Lyon used extensive footage of examples of poor skill execution and teamwork to highlight the lack of cohesion and care amongst the group.

“At the end of the day all the noise will be out there, but these are the examples of you letting down your mates. It’s bottom-two, under-16s level mistakes where you just don’t care.

“You’re not caring for your teammate. You’re not showing the level of care and respect for each other that should be demanded at every team in an AFL competition.

No player was safe in Lyon’s review, no matter their experience.

“This stuff, Jack [Viney] just keeps running until he runs into trouble… and then goes, ‘Now this is your problem’, and misses the handball. Their defensive half turnovers were 58 points on the weekend… and this kick, Caleb [Windsor] is a good kid… [but] drop it at the foot of Max [Gawn]. Care for your captain. He’s 6-foot-10 and busting his guts… then Max goes, ‘Well I’m not going to care for you Clayton [Oliver], I won’t put the handball at your chest’ and then Clayton gives it up and guess what? The ball goes down the other end and they kick a goal.”

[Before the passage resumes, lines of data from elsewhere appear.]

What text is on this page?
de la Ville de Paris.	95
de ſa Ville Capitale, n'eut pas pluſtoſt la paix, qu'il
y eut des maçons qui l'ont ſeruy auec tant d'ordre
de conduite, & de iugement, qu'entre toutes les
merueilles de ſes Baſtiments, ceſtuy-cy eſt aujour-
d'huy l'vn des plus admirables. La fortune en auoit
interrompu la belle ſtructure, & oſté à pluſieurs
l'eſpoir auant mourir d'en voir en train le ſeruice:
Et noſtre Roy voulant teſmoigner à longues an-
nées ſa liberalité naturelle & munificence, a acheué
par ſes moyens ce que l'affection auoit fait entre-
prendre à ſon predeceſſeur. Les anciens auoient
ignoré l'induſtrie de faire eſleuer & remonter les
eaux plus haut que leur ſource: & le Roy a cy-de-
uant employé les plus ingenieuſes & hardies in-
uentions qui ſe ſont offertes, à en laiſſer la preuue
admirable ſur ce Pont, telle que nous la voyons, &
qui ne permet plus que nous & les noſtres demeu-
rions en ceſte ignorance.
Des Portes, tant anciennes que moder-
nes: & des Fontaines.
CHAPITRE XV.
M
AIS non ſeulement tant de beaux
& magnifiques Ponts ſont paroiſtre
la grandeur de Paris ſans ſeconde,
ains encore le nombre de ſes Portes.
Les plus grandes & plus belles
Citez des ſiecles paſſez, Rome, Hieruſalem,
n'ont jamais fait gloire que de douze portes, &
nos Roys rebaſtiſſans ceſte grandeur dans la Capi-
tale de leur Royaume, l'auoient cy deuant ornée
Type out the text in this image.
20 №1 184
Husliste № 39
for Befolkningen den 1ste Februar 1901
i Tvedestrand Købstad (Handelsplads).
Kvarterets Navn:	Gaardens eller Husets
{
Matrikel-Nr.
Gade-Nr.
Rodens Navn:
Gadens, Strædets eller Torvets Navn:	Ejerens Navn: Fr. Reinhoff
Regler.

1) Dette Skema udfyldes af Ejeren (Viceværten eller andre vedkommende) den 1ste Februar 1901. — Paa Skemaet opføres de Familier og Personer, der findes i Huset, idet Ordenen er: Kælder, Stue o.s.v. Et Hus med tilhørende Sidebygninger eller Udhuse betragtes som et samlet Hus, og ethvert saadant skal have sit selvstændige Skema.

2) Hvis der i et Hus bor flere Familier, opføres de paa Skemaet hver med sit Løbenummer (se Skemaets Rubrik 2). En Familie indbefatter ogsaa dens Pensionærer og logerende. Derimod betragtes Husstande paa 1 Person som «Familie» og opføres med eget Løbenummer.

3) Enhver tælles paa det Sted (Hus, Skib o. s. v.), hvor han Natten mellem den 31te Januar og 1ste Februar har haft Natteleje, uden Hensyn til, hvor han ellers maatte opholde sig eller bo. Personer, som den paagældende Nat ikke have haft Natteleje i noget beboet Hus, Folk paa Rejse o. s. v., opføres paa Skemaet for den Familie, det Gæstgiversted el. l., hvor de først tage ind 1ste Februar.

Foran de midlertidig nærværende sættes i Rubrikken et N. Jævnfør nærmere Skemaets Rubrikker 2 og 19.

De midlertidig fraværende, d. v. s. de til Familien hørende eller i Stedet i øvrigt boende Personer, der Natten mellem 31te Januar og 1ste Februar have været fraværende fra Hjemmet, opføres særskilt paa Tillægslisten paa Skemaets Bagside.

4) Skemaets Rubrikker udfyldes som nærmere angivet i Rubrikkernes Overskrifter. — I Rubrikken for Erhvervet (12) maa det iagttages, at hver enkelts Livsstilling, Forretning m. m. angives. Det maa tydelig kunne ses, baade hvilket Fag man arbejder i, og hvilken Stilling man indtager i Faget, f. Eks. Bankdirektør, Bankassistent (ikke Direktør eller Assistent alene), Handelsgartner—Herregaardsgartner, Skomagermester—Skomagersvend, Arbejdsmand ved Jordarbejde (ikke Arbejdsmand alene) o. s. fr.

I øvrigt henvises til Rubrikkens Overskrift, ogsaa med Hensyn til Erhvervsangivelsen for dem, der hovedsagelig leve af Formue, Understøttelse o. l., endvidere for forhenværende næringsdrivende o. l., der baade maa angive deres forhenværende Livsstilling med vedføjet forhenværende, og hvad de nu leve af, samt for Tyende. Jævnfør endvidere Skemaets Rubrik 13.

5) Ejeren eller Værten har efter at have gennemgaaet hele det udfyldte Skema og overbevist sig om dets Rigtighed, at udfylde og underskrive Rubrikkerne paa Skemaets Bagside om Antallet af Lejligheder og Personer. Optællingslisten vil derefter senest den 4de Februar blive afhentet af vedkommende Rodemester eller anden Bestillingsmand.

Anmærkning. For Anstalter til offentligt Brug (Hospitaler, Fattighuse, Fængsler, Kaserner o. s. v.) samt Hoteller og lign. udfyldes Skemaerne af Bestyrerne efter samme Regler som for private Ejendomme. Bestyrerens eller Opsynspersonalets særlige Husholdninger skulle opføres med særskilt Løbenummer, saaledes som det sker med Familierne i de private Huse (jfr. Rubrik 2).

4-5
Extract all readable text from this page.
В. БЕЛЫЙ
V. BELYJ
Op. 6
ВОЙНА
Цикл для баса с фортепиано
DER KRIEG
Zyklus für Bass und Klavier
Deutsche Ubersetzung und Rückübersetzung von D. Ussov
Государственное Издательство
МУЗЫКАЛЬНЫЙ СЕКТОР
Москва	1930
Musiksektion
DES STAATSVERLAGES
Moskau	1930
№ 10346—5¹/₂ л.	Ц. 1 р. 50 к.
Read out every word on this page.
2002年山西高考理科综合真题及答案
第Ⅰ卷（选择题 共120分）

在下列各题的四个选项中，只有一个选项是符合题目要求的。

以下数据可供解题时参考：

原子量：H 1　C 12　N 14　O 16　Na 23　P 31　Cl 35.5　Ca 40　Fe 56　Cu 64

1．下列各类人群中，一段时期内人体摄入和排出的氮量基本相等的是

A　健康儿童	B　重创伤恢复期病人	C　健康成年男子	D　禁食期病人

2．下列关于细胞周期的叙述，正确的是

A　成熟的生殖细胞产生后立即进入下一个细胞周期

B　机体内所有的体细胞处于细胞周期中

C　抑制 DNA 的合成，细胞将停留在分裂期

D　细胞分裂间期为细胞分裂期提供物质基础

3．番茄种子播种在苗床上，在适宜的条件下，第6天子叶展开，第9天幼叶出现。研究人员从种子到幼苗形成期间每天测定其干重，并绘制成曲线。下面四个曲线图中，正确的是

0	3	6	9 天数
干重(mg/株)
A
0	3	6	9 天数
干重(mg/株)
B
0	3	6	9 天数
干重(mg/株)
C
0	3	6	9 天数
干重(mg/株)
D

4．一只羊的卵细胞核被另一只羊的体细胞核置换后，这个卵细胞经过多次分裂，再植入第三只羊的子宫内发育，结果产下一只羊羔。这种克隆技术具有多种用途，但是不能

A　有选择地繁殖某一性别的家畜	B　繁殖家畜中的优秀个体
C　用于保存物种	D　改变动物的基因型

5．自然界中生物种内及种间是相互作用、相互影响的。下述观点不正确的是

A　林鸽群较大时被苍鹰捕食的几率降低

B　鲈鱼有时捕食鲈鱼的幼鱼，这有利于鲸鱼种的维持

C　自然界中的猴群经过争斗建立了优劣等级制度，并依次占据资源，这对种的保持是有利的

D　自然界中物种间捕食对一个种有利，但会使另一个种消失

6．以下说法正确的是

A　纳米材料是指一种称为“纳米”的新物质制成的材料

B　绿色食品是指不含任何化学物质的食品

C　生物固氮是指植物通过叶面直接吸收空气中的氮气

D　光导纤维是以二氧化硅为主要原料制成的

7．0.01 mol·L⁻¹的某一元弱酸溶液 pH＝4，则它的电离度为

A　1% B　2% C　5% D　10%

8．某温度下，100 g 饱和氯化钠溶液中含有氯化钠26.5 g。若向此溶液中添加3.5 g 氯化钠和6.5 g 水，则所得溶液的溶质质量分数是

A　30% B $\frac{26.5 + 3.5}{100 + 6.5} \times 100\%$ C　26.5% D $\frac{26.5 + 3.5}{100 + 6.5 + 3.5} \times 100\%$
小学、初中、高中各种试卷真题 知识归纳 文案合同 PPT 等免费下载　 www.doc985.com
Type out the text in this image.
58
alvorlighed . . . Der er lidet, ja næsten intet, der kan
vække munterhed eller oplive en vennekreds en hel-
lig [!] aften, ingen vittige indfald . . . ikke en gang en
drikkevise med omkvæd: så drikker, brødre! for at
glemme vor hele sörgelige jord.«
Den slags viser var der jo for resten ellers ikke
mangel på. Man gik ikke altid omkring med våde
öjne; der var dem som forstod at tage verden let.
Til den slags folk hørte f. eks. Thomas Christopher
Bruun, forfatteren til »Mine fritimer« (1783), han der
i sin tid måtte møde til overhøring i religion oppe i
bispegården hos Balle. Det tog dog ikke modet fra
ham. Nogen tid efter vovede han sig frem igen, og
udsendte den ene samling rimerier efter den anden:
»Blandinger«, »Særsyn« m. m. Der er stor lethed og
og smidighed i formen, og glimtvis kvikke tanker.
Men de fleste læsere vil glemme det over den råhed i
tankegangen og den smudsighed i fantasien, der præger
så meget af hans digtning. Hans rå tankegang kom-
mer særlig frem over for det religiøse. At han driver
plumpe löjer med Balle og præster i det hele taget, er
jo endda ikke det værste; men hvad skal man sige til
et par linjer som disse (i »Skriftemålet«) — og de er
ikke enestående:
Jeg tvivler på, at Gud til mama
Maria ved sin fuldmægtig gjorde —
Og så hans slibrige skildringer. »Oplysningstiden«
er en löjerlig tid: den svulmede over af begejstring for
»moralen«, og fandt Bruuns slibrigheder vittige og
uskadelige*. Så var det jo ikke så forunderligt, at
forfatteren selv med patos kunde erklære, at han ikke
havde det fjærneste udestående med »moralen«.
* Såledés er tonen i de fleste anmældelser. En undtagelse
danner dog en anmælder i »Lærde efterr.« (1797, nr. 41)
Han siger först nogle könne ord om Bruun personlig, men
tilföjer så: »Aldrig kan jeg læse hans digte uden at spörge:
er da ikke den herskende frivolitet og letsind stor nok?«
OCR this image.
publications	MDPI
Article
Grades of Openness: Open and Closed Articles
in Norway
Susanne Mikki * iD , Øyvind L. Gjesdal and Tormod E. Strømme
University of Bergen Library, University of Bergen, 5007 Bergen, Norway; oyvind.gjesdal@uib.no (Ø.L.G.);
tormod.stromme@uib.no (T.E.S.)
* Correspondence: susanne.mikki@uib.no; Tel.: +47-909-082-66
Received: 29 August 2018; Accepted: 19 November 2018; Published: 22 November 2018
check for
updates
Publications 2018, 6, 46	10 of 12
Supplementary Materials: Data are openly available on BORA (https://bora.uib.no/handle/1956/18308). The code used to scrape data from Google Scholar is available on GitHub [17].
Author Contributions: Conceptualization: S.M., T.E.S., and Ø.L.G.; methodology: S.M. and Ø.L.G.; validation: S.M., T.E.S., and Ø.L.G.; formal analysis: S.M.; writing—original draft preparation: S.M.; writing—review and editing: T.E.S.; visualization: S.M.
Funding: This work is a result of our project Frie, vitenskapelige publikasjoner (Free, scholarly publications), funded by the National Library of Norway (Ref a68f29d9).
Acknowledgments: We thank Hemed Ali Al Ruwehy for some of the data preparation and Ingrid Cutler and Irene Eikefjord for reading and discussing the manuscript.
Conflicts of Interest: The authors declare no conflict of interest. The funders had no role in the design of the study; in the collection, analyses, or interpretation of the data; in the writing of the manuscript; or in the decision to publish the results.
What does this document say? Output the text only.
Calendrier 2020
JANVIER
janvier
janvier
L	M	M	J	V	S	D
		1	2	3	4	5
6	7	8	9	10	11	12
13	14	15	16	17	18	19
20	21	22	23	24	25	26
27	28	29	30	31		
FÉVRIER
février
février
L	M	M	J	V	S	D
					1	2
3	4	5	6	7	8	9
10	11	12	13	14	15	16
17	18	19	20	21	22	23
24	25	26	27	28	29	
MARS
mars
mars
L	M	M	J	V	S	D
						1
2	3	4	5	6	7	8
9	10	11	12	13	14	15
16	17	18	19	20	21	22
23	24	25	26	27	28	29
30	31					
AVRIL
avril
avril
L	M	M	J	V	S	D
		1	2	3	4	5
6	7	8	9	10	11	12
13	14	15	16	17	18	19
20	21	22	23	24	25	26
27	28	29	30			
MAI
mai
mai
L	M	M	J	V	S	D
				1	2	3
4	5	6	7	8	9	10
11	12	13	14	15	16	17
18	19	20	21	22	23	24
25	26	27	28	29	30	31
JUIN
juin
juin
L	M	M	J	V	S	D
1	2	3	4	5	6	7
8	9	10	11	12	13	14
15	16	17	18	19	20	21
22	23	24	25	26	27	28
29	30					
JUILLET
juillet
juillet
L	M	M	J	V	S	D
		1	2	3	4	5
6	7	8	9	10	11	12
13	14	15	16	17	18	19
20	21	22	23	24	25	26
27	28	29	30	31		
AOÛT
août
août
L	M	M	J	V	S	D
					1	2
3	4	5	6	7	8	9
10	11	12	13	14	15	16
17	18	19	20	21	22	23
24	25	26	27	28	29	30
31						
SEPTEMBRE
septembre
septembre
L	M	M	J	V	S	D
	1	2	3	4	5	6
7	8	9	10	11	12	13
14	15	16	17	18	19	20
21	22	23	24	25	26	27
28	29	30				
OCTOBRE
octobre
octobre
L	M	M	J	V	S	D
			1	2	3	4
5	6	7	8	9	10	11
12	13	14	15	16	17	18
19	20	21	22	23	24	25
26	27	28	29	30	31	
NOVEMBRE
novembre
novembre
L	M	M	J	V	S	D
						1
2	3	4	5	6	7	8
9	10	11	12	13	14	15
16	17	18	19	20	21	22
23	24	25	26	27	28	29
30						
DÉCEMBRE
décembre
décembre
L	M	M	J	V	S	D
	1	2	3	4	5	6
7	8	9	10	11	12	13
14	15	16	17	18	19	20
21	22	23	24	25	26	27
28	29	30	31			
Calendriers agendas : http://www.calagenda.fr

The Dees have been the best contested ball side in the competition over the past two years, but have fallen off a cliff in 2024, currently ranked 12th competition-wide for contested possession differential.

AFL360 co-host and Herald Sun Chief Football reporter Mark Robinson highlighted Melbourne’s lack of ferocity around the contest as a major concern.

“The most damning part of that video montage was Jordan Lewis saying, ‘There was no want or need to be physical’. I can’t remember in the past four or five years that Melbourne has been accused of not wanting to be physical. I reckon they are one of the more professional mobs out there. They play a hard brand of football. They were walkovers on the weekend. We can say it was just one of those games. It wasn’t one of those games. You don’t lose by that much unless there’s something wrong within that club … it looked too hard on the weekend.”

“They laid down after the 10-minute mark and didn’t get up again. Melbourne supporters at home must be thinking: ‘This is it, we had our time in the sun and now it’s disappeared.’ Suddenly they look old … there’s something wrong within the spirit, the attitude … they look lazy and they were uncommitted.”

Melbourne will look to get back on the winner’s list when they take on an injury-depleted Collingwood on June 10 in the King’s Birthday clash.